212: Una grieta en el suelo.

Giró la mirada hacia Ogain.

—Bestias como grifos…

y dragones…

pueden rastrear el vínculo de sangre.

A través de cualquier reino.

A través de las sombras más profundas.

Incluso en ese lugar.

—Su mirada volvió a Ren—.

Si entras en la Prisión de los Dioses, tu grifo puede encontrarlo.

Los ojos de Ren se dirigieron rápidamente hacia la plataforma.

Su corazón latía más rápido con una especie de esperanza temeraria.

—¿Puedes crear un portal a ese reino?

¿Desde aquí?

Una sonrisa seca y sin humor apareció en sus labios.

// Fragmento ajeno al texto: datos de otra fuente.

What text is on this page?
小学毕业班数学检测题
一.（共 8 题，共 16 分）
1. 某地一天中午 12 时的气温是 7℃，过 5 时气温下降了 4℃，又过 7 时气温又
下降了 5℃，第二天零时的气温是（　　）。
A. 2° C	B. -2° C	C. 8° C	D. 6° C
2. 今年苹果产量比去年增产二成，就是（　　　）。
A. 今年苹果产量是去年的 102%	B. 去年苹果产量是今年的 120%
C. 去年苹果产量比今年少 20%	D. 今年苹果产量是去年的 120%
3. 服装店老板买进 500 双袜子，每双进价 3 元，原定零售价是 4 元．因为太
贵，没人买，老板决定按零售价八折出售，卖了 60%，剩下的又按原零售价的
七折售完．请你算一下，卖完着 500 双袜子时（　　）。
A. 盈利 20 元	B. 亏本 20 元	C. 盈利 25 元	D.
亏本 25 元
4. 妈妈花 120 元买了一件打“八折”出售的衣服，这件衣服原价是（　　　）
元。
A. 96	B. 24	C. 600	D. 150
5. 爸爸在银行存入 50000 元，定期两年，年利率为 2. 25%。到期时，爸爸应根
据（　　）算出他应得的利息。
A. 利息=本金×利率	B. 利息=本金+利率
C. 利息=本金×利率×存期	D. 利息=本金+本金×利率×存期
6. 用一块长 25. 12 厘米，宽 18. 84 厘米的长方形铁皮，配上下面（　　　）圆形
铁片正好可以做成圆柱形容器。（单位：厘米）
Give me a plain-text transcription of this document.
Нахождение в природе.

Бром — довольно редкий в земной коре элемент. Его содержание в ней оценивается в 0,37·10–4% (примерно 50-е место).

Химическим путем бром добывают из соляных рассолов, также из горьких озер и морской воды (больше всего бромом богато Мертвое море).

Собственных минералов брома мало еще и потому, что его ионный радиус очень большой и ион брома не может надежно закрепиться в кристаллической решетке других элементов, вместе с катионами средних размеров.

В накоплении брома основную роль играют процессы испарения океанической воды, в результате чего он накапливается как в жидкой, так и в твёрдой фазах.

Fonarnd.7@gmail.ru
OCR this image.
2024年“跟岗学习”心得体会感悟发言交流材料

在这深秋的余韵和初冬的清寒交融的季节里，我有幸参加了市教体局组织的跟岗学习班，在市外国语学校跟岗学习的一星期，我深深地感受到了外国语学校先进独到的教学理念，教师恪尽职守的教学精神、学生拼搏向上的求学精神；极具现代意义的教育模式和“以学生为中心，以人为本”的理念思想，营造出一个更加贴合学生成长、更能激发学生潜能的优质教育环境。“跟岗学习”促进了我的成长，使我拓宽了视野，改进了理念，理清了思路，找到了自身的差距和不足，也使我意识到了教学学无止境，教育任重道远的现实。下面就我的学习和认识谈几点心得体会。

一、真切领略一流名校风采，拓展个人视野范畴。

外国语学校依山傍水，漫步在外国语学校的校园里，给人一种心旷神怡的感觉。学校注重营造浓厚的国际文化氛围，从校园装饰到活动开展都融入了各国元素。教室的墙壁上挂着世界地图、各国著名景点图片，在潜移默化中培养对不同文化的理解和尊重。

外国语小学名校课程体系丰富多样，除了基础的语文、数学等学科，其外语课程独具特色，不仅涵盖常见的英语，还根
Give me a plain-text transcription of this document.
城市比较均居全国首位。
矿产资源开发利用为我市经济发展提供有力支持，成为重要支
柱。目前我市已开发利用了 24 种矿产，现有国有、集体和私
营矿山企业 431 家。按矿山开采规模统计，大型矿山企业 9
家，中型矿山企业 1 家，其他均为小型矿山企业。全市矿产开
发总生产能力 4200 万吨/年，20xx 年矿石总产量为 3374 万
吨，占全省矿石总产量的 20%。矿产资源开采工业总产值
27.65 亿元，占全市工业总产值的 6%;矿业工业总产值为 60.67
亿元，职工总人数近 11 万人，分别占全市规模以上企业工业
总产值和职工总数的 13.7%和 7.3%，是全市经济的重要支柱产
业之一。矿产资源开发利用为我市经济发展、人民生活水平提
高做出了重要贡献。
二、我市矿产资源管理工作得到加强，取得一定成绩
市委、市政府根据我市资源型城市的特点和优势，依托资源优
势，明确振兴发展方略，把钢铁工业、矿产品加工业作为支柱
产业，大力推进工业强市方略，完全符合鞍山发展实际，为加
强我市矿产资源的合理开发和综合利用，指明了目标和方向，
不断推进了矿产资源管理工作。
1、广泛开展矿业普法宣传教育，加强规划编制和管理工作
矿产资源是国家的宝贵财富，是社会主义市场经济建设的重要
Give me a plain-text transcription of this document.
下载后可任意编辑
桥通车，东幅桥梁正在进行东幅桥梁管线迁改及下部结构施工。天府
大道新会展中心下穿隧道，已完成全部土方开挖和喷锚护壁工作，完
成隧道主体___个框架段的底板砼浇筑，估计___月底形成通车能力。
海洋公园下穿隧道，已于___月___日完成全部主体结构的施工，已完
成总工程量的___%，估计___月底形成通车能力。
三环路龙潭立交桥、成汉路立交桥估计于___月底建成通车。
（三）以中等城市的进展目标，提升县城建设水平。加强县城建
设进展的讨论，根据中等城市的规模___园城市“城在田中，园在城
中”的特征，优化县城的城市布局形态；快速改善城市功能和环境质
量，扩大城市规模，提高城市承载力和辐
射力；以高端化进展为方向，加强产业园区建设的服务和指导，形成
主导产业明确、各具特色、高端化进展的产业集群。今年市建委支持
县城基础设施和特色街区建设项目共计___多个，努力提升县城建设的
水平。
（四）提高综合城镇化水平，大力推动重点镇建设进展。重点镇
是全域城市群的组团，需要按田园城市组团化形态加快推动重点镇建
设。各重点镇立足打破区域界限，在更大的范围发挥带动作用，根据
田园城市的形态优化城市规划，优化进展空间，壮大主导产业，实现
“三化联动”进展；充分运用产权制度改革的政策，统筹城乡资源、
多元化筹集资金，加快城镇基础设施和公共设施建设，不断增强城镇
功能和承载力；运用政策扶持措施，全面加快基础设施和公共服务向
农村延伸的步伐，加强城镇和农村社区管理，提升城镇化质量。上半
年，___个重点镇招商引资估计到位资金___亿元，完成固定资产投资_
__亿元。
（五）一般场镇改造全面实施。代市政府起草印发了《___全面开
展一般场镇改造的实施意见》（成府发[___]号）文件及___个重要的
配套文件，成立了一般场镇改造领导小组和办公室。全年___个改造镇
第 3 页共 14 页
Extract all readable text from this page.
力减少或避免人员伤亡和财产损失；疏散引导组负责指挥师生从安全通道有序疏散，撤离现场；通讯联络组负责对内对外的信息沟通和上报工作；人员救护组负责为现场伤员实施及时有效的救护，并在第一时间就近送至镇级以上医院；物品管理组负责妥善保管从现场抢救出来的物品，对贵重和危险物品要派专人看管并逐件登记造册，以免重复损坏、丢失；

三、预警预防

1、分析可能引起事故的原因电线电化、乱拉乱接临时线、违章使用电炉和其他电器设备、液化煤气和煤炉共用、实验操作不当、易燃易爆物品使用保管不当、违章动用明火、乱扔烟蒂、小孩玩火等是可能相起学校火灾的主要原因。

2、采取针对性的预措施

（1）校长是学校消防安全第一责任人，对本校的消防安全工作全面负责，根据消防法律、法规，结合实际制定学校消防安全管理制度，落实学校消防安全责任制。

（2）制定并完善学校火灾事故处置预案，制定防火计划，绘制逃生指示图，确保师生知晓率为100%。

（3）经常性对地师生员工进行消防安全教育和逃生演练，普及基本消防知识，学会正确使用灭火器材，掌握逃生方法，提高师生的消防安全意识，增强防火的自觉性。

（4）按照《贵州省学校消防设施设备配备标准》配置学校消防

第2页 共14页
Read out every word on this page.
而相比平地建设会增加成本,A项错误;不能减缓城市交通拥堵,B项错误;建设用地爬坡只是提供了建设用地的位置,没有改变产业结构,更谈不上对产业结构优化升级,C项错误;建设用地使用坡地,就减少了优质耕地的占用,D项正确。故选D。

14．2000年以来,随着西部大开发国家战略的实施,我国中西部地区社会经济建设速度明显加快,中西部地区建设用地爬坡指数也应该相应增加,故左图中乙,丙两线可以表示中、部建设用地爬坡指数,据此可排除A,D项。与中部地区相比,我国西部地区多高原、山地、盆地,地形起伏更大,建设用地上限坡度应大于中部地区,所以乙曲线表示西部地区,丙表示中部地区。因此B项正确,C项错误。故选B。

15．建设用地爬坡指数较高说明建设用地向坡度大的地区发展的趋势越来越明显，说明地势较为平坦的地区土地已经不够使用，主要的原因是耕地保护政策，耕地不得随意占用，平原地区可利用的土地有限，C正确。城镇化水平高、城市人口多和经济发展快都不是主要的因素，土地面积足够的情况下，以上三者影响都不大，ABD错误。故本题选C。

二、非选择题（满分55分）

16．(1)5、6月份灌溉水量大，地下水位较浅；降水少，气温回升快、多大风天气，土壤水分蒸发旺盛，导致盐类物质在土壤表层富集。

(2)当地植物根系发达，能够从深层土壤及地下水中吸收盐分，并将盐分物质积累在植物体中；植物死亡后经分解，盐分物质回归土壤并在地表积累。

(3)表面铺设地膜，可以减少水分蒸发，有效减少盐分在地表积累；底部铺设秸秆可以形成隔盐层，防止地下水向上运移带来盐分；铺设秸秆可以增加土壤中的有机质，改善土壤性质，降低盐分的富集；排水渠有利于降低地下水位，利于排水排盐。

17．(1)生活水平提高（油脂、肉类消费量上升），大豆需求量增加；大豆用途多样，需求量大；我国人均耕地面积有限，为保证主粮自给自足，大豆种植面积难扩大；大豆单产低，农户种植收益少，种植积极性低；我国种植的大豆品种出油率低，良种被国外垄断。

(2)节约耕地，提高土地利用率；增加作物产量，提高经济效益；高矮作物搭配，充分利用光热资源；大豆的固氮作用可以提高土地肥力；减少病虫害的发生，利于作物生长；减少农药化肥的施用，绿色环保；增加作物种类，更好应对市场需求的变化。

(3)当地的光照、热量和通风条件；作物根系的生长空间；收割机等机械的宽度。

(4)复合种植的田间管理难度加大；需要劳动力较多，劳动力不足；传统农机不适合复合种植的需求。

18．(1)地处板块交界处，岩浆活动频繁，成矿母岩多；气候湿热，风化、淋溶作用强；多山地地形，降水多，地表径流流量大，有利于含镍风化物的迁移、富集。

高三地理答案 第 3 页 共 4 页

—Soy un dios demonio, niña.

¿Has conocido alguna vez a un demonio lo suficientemente tonto como para entrar en ese miserable lugar por voluntad propia?

Su voz sonó como piedra quebrándose.

Sus ojos, aunque intemporales, destellaron con algo que se parecía mucho al miedo.

Ella no podía imaginar ver a un dios temiendo el reino de otro dios.

El rostro de Ren se oscureció.

—¿Entonces cómo entro a la prisión?

—Sus palabras llevaban la desesperación como aquel frío.

Él negó lentamente con la cabeza.

—No puedo forjar el camino.

No directamente.

Pero algo está mal aquí…

algo antinatural.

—Se dio la vuelta, con la atención fija en una imponente escultura tallada en la pared del patio de piedra.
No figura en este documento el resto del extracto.